NADINE Dorries, Boris Johnson’s faithful and unquestioning groupie, pledged to resign “with immediate effect.” Then she found that her unalloyed support of Boris Johnson as a simpering acolyte was not duly rewarded.

Quite rightly, she was not on Boris Johnson’s resignation honours list. She has been denied her keenly anticipated right to wear ermine for her cloying subservience to a failed prime minister.

With her self-righteous conceit and vanity, Nadine Dorries has reneged on her promise to resign immediately and has demanded answers as to why she was not on Johnson’s honours list and why she has been denied a place in the House of Lords.

By selfishly clinging onto her job throughout the summer, she will be able to receive an extra £22,000 from the taxpayer. Her puerile behaviour is born of a bloated self-regard and avarice.

There has been mounting pressure on Dorries to resign as she hasn’t spoken in parliament for more than 13 months. Rishi Sunak has said that she is not properly serving her constituents. Another Conservative MP, Robert Jenrick, has called on her to step down. About 80,000 people have signed a petition in order to force her to quit parliament.

Nadine Dorries is the kind of creature that gives the public a cynical and jaundiced view of politics and politicians. She has no moral rectitude, just a blinkered desire for self promotion and unwarranted advancement.

Sandy Gordon
Edinburgh

RECENTLY I wrote to my MP, John Lamont, about green hydrogen and why it was not being produced in Scotland, where there is a plethora of wind energy being produced. In fact Westminster is currently paying taxpayers’ money to finance the shutting down of otherwise viable operational wind farms. This seems to me to be an inexcusable waste.

JC Bamford in England are currently producing hydrogen-fuelled engines for heavy vehicles, but Scotland is not producing any green hydrogen to service them. (I do question why the Scottish Government aren’t investing in a similar project.) The hydrogen for lorries will almost certainly, therefore, be imported from abroad.

The reply I received (John Lamont decided he was not qualified to deal with my request) from Graham Stuart MP, Minister of State for Energy Security and Net Zero, was patronising in the extreme.
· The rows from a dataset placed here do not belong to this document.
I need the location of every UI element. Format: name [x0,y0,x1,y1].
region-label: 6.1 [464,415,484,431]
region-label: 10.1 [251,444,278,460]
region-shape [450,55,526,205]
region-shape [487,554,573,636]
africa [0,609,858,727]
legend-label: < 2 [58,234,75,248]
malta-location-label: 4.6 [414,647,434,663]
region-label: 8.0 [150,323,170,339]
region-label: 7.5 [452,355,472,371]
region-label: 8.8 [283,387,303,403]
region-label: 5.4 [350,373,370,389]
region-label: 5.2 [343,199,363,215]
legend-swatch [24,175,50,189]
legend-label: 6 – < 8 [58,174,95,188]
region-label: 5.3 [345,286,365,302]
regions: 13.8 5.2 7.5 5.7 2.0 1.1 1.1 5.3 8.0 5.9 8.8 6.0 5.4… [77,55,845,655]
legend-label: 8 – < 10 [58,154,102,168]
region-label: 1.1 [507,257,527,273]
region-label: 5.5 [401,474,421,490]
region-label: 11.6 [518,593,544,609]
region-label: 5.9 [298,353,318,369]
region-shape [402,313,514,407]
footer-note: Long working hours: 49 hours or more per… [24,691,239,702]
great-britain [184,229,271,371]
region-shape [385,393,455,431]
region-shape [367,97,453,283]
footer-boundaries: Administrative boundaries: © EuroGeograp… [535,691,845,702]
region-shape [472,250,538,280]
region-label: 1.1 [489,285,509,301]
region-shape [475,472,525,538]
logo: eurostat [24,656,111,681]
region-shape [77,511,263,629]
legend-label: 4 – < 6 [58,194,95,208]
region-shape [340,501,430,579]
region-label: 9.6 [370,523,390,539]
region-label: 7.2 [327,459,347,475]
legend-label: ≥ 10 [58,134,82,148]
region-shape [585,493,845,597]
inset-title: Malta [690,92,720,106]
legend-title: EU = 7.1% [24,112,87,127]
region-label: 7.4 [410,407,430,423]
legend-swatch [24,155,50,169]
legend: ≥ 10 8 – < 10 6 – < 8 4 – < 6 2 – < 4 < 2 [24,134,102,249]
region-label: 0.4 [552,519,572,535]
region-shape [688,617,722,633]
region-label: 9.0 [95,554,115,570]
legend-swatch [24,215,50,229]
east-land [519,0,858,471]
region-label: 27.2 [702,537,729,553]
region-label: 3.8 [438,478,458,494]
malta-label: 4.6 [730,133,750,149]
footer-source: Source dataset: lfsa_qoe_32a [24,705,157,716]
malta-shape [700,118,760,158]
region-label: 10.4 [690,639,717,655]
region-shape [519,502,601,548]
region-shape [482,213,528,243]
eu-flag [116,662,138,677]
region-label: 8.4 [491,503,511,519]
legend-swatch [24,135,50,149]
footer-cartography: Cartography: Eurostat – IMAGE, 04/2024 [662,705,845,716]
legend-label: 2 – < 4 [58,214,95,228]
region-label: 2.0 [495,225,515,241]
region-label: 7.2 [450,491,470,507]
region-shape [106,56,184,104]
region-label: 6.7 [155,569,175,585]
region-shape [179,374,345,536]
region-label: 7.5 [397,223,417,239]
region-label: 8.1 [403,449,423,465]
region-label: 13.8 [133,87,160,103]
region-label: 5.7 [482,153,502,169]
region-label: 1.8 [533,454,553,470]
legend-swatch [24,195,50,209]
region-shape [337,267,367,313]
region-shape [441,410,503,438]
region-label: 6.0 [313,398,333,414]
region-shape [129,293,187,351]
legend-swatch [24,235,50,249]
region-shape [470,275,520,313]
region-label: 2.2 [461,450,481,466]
First, he felt he had to explain to me why hydrogen was so important. Then he went on to explain that the Tories were pressing ahead with so-called blue hydrogen. Blue hydrogen is made, of course, from fossil fuels.

It is beyond belief that with the excess wind power available in Scotland we are not generating green hydrogen. The expense involved is zero if wind turbines are being paid to shut down because the grid cannot cope with their output. Perhaps, one day, in the future, assuming the human race has a future, the grid will be able to cope with all this excess, but until then whatever is the reason for not generating the greenest possible fuel source?

Tony Kime
Kelso

DESPITE being allocated a double page in The National on August 12, Mike Russell chose not to respond to my recent letter asking fundamental questions about the energy performance legislation he is so keen to support and which is about to be used as a weapon by Partick Harvie and co to force the removal of gas heating systems from all our homes. He preferred to comment instead on Penny Mordaunt’s visit to the Edinburgh Fringe.

Sadly I have to assume that Mike is unable to answer the questions I posed. How do those of the population who cannot afford to pay their current energy bills find at least £10,000 to replace their heating systems with a heat pump? How will Scotland’s local authorities and housing associations finance the installation of heat pumps and just how can the extra £33 billion (£33,000,000,000) – around half the annual budget of the Scottish Government – be found?

These are real questions that need real answers. Who cares about Penny Mordaunt’s views anyway?

EPC, GRA, HPMA and DRS are all policies with good intentions, limited public support, badly thought out, not able to be implemented and helping to destroy the credibility of the independence movement, the SNP and the Scottish Government.

Brian Lawson
Paisley

I DON’T know how many times I have to express admiration for Lesley Riddoch’s articles, but I make no apology for doing so. Reading her pieces, time and again they inspire me (as no doubt they do others), especially because occasionally I suffer feelings of depression and frustration as to our progress towards independence.

As an activist who is now no longer able to be active I recognise the logic and common sense of her ideas and opinion, particularly when taken together with what your other fine columnists write.

Constantly I remind myself how fortunate our movement is to have The National daily.